I had a few minor attacks of phantom mobile phone vibrations, aka “ringxiety,” which research suggests afflicts at least 70 percent of us. By far the biggest obstacle to my experiment was the fact that the Web and e-mail are simultaneously sources of distraction and a vital tool: It is no use blocking the Internet to work when you need the Internet for work.
Still, the overall result was more calmness and a clear sense that I had gained purchase on my own mind: I was using it more than it was using me. I could jump online to look something up and then — this is the crucial bit — jump off again. For example, after a few 90-minute stretches of Weblessness I found myself not itching to get back online, but bored by the prospect. I started engaging in highly atypical behaviors, such as going for a walk, instead.
All this talk of the Internet as a black hole of distraction and compulsion provokes spluttering scorn from certain technology evangelists, who like to note that similar complaints have accompanied almost every new medium in history. Erasmus worried that the printing press would damage scholarship. Socrates, in Plato’s Phaedrus, argued that the invention of writing meant people would “cease to exercise their memory and become forgetful.”
It seems likely we will get over Internet distraction soon enough.
“One of the devices that has historically drawn the most criticism from scholars and theologians for its corrupting effect on humanity seems to have worked out pretty well,” the commentator Mathew Ingram wrote at the technology site GigaOM. “It is called the book. If we can figure that out, I’m sure we can figure out how to handle cellphones and status updates.”
According to the advocates of conscious computing, though, none of this quite gets at the point.

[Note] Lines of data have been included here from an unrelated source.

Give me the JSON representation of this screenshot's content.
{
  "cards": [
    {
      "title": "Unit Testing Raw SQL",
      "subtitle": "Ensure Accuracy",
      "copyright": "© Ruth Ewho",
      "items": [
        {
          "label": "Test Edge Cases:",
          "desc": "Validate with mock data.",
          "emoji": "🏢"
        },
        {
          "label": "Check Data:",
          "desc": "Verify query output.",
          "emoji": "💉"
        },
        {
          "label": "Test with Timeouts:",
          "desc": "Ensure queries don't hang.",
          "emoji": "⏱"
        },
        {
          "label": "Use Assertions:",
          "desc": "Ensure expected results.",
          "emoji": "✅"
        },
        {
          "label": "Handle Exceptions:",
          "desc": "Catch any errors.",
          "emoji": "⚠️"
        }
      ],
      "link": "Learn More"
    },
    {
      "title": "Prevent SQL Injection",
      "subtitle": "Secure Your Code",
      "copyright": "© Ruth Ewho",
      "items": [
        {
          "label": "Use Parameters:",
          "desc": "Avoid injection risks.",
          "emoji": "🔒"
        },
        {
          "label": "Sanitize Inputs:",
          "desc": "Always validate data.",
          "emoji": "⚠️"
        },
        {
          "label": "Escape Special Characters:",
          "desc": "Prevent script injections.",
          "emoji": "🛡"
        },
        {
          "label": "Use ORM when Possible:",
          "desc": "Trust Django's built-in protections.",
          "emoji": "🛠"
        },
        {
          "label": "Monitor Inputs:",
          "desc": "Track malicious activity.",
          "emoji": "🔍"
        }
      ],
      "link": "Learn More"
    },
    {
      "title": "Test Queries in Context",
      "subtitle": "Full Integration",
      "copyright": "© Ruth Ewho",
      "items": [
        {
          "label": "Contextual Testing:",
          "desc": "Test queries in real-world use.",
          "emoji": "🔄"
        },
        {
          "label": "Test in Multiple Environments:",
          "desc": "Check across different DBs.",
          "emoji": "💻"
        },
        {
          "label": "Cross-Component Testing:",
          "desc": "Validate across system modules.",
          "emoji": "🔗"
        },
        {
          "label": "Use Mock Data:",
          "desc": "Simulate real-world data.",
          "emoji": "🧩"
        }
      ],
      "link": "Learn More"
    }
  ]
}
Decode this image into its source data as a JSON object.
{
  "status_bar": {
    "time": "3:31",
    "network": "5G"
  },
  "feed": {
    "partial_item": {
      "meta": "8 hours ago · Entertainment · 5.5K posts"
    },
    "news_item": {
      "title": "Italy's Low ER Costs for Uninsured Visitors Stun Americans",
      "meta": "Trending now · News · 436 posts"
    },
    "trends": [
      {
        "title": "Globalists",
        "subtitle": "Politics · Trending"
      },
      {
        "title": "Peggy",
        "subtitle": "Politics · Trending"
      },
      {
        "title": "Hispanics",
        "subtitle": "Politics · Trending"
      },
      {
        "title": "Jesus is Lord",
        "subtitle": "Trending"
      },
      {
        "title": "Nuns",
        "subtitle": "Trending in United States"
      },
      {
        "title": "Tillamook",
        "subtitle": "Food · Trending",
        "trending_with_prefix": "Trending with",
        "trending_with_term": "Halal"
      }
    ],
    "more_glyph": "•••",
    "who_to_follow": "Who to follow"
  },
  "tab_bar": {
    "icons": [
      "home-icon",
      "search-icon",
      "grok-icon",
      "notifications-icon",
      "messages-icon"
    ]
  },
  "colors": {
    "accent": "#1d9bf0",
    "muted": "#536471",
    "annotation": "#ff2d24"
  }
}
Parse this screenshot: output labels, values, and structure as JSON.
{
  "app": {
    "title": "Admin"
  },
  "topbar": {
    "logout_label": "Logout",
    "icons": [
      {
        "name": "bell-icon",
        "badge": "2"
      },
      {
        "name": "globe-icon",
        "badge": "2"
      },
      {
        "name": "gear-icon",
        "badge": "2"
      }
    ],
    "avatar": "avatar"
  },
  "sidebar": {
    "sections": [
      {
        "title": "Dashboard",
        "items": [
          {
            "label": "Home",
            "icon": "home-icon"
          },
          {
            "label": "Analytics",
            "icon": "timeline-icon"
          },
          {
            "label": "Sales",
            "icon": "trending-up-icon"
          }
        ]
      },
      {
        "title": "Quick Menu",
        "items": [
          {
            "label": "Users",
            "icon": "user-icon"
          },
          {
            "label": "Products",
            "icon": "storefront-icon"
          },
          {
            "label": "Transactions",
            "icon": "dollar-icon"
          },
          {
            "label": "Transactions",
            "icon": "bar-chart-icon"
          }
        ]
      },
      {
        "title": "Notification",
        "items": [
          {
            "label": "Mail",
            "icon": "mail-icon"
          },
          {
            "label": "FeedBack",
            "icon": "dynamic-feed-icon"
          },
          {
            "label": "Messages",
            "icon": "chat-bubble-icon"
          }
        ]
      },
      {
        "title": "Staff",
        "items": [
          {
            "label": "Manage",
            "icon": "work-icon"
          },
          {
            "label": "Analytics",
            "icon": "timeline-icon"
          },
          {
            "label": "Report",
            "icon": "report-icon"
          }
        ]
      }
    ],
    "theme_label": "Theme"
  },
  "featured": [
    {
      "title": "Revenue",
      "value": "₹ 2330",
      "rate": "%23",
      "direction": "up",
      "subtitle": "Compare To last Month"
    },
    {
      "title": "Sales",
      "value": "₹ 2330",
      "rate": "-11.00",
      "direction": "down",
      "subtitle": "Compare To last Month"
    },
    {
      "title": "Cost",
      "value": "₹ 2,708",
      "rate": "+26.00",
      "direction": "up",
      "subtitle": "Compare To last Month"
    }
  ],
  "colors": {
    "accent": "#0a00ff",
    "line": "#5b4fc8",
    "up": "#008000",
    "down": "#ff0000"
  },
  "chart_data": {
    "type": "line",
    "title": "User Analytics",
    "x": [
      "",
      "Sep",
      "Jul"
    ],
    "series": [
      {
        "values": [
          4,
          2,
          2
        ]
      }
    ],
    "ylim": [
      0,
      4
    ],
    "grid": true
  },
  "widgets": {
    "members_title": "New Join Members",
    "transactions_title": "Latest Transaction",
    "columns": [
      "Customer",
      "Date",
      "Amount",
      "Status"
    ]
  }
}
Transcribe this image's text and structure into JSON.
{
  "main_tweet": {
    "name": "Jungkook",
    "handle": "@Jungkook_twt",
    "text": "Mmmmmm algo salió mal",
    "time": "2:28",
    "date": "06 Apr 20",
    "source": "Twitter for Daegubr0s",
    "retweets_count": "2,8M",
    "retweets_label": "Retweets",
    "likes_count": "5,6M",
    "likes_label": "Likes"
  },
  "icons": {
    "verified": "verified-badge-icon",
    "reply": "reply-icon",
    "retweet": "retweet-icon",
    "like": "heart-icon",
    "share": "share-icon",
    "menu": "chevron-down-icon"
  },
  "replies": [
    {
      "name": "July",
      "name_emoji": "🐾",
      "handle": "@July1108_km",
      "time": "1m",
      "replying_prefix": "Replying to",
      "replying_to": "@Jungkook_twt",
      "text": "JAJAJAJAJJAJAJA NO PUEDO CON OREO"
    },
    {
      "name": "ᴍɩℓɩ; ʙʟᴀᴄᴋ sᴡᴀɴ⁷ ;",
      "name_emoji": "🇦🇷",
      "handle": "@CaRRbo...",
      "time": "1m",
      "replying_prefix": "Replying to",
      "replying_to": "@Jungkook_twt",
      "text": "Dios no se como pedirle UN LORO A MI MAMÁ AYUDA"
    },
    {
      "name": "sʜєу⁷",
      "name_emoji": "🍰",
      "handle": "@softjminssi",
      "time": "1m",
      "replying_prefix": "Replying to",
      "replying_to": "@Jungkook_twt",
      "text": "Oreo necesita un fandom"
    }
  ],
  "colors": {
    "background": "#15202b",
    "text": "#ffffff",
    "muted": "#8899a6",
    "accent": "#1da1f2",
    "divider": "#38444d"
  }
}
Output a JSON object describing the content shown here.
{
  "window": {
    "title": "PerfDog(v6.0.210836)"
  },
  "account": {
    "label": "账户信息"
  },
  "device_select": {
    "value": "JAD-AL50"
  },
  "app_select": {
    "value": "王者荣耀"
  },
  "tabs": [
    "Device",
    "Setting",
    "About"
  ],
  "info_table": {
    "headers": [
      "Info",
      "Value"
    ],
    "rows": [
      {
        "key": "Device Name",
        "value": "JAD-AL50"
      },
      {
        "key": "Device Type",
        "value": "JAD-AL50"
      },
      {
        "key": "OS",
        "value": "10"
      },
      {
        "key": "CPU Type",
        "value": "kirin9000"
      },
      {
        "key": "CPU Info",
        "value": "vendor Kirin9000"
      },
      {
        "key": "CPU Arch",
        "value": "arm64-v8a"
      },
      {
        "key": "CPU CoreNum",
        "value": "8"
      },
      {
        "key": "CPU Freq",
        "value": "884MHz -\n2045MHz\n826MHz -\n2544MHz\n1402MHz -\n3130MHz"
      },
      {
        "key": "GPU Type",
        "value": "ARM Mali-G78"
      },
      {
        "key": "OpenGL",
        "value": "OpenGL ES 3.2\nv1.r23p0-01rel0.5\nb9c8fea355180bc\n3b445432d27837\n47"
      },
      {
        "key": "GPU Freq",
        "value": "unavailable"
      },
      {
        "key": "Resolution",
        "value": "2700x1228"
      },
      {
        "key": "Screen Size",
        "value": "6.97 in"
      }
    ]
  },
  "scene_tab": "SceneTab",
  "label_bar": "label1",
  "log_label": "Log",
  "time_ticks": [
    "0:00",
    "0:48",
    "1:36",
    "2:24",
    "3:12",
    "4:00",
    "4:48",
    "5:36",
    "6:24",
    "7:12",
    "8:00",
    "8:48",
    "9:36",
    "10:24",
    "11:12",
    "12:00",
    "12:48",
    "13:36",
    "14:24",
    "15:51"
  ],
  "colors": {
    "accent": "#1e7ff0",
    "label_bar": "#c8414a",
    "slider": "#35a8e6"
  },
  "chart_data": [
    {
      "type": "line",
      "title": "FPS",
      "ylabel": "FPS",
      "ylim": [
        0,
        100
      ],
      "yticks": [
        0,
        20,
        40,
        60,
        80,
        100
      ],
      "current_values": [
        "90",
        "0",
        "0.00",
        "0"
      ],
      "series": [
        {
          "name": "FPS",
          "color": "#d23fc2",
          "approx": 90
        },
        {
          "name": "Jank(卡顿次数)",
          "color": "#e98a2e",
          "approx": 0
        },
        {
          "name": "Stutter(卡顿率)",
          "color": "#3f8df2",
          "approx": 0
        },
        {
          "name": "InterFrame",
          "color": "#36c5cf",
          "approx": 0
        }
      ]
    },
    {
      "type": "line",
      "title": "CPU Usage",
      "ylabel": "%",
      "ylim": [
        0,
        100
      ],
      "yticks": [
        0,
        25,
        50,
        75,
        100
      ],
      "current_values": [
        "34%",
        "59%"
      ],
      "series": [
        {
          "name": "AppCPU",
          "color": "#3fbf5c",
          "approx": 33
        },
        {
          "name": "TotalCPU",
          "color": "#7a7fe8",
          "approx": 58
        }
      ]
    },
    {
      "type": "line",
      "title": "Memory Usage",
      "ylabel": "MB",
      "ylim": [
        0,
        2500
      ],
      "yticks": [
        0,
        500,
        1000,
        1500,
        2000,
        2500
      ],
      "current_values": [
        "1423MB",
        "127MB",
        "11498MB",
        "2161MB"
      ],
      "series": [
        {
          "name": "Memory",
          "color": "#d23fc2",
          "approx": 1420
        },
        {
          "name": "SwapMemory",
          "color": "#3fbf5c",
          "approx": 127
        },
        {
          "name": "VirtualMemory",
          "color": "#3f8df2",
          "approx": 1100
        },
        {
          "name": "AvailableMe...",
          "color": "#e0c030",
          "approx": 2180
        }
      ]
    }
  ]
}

We can all agree that Facebook and smartphones are not the first ever examples of “cognitive entanglement,” Pang’s term for the way we use technology as extensions of our own minds.
Writing things in a notebook is entanglement; so is using a library or a fixed telephone line or sending a postcard or a smoke signal.
“Entanglement is nothing new or revolutionary,” Pang wrote. “It’s what makes us human.”
The problem is not that we have suddenly started depending on technology, but that the technology we are depending on is poorly designed, too often focused on making money for its creators at its users’ expense.
Undoubtedly, we will one day figure out how to handle cellphones and status updates without the accompanying distraction and compulsion. However, that does not mean the distraction and compulsion are not a problem right now — or that it might not be wise to find ways of adapting more rapidly.
After all, distraction — as the Australian philosopher Damon Young says in his book of that name — is not just a minor irritant. It is a serious philosophical problem: What you focus on, hour by hour, day after day, ends up comprising your whole life.
“To be diverted isn’t simply to have too many stimuli but to be confused about what to attend to and why,” Young writes. “Distraction is the very opposite of emancipation: failing to see what is worthwhile in life, and lacking the wherewithal to seek it.”